Maka bab logistik dari pasukan Islam ketika itu sudah mengenal rerumputan bergizi tinggi yang sangat efektif untuk menumbuhkan kuda, tumbuhan bergizi tinggi inilah yang disebut alfalfa. Karena penguasaan Islam yang usang khususnya di Spanyol, teknologi menanam alfalfa ini juga kemudian menular ke bangsa Spanyol.  Ketika 800 tahun kemudian panglima perang Spanyol Hernando Cortez menaklukkan bangsa Aztecs di Mexico, bukan hanya taktik memperabukan kapalnya yang ia jiplak dari Thariq bin Ziyad – tetapi juga membangun logistik pasukan berkudanya dengan tumbuhan yang sama dengan yang diperkenalkan peradaban Islam di Spanyol selama 781 tahun !.

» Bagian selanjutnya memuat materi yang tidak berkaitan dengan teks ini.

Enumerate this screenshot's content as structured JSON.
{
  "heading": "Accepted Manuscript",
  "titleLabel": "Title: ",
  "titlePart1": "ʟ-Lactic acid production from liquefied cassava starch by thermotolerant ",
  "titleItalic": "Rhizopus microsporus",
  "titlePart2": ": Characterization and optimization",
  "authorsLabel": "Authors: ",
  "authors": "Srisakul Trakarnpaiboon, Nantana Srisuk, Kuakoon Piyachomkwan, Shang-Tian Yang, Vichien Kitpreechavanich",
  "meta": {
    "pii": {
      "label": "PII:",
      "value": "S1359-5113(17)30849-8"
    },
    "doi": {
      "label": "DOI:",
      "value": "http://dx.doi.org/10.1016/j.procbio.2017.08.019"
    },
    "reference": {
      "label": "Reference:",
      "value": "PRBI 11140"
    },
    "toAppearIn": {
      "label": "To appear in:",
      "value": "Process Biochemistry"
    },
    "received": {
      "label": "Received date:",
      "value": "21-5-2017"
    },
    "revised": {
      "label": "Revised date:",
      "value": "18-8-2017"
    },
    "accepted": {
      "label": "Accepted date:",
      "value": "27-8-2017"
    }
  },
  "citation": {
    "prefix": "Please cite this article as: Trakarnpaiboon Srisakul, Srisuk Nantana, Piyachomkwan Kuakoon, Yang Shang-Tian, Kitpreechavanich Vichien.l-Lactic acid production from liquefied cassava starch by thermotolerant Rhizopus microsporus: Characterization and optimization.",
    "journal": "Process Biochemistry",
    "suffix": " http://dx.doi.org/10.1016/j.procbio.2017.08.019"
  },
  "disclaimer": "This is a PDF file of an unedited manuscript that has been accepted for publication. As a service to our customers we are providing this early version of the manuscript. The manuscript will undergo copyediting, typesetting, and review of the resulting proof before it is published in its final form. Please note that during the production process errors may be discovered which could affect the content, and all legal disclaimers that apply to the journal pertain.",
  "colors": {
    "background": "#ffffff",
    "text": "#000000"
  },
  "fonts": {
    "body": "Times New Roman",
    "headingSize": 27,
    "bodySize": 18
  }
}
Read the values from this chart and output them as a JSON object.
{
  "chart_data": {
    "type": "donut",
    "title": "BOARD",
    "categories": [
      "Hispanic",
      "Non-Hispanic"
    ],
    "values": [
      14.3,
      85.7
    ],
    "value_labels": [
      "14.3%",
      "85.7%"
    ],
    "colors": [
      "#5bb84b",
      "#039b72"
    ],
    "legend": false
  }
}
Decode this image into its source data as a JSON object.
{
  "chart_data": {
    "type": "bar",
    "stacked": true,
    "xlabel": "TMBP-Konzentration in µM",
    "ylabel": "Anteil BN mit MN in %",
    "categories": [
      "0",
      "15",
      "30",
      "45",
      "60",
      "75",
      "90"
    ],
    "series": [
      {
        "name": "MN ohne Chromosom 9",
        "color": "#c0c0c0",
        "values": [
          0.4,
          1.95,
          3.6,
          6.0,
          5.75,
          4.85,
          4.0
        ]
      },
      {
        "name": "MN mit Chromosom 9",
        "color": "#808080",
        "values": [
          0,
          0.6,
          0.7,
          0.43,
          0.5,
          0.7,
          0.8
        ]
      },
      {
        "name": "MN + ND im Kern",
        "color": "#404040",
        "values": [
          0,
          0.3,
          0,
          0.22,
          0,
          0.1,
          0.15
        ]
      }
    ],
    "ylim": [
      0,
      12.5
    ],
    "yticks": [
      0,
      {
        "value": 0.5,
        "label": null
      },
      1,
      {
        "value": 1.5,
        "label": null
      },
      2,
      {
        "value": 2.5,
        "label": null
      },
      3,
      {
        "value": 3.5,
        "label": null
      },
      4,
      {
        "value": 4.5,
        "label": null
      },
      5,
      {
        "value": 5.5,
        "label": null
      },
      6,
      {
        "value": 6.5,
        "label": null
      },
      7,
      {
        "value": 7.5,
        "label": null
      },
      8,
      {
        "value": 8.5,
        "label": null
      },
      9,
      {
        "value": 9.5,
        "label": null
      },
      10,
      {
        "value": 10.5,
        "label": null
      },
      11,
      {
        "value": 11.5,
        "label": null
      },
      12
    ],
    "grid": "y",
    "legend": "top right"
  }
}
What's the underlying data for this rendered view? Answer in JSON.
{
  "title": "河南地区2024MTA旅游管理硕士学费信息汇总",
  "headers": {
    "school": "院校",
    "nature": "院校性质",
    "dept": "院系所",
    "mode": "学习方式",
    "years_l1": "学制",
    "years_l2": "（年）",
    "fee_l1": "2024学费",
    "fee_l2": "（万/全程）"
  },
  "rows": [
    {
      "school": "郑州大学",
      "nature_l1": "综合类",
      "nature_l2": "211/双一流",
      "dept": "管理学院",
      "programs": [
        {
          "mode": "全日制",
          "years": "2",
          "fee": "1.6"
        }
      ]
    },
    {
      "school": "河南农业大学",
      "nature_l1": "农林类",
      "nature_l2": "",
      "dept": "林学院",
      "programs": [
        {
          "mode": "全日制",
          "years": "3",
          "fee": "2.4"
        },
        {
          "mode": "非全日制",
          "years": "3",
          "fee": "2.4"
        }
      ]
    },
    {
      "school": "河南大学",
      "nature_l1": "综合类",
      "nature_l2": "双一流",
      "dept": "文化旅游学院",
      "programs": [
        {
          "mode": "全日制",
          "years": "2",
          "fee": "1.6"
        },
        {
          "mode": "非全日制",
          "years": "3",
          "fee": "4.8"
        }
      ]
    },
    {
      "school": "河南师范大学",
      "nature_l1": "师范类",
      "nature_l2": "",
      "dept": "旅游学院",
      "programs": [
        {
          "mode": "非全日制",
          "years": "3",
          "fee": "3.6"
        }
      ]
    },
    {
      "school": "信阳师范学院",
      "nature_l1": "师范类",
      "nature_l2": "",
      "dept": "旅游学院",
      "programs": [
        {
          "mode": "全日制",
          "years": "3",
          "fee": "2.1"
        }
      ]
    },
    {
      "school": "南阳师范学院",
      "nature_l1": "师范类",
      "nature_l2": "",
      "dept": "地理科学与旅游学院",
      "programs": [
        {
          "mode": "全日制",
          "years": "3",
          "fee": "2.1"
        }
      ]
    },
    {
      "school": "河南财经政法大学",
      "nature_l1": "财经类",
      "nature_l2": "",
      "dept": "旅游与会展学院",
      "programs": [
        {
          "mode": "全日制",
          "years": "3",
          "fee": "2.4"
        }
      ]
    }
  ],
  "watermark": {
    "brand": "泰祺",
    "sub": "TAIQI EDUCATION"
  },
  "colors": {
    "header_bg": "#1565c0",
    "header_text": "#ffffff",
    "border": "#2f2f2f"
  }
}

Selain produksi, logistik juga sangat terkait dengan kecepatan distribusi, dan itu berarti transportasi.  Tahun 1900 M Sultan Abdul Hamid II mencanangkan proyek “Hejaz Railway”.  Jalur kereta ini terbentang dari Istanbul ibu kota Khilafah sampai Mekkah, melewati Damaskus, Jerusalem dan Madinah.  Di Damaskus jalur ini terhubung dengan “Baghdad Railway”, yang rencananya akan terus ke timur menghubungkan seluruh negeri Islam lainnya.  Proyek ini diumumkan ke seluruh dunia Islam, dan umat berduyun-duyun berwakaf.  Kalau ini selesai, pergerakan pasukan khilafah untuk mempertahankan banyak sekali negeri Islam yang terancam penjajah juga sangat menghemat waktu.  Dari Istanbul ke Makkah yang semula 40 hari perjalanan tinggal menjadi 5 hari!